In the last step, we use search.saveToPypet(result_dict, traj) to save the results to the pypet trajectory and to an HDF. In between, the computational magic happens!
def explore_me(traj):
pars = search.getParametersFromTraj(traj)
# let's calculate the distance to a circle
computation_result = abs((pars['x']**2 + pars['y']**2) - 1)
result_dict = {"distance" : computation_result}
search.saveToPypet(result_dict, traj)
Define the parameter space and exploration
Here we define which space we want to cover. For this, we use the builtin class ParameterSpace which provides a very easy interface to the exploration. To initialize the exploration, we simply pass the evaluation function and the parameter space to the BoxSearch class.
parameters = ParameterSpace({"x": np.linspace(-2, 2, 2), "y": np.linspace(-2, 2, 2)})
# info: chose np.linspace(-2, 2, 40) or more, values here are low for testing
search = BoxSearch(evalFunction = explore_me, parameterSpace = parameters, filename="example-1.1.hdf")
Run
And off we go!
search.run()
Get results
We can easily obtain the results from pypet. First we call search.loadResults() to make sure that the results are loaded from the hdf file to our instance.
search.loadResults()
print("Number of results: {}".format(len(search.results)))

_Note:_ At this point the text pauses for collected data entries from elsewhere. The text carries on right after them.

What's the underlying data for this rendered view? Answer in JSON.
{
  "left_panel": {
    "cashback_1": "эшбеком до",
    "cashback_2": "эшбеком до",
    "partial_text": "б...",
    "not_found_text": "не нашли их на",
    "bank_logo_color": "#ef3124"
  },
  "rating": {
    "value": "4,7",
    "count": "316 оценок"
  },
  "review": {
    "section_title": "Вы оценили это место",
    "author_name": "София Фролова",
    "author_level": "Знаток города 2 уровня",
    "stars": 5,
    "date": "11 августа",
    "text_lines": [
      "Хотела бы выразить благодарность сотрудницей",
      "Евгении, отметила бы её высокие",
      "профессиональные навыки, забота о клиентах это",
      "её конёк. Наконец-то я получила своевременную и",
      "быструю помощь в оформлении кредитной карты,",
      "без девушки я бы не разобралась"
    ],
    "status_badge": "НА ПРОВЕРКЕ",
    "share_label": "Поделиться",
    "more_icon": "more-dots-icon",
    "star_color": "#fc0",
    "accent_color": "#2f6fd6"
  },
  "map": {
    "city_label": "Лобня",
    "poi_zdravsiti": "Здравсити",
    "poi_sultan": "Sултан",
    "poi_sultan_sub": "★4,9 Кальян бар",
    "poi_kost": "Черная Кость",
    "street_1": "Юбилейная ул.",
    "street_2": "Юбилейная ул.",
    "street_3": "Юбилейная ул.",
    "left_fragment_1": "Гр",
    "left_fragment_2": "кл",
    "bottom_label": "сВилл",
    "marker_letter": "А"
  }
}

The runs are also ordered in a simple pandas dataframe called search.dfResults. We cycle through all results by calling search.results[i] and loading the desired result (here the distance to the circle) into the dataframe
for i in search.dfResults.index:
search.dfResults.loc[i, 'distance'] = search.results[i]['distance']
search.dfResults
And of course a plot can visualize the results very easily.
plt.imshow(search.dfResults.pivot_table(values='distance', index = 'x', columns='y'), \
extent = [min(search.dfResults.x), max(search.dfResults.x),
min(search.dfResults.y), max(search.dfResults.y)], origin='lower')
plt.colorbar(label='Distance to the unit circle')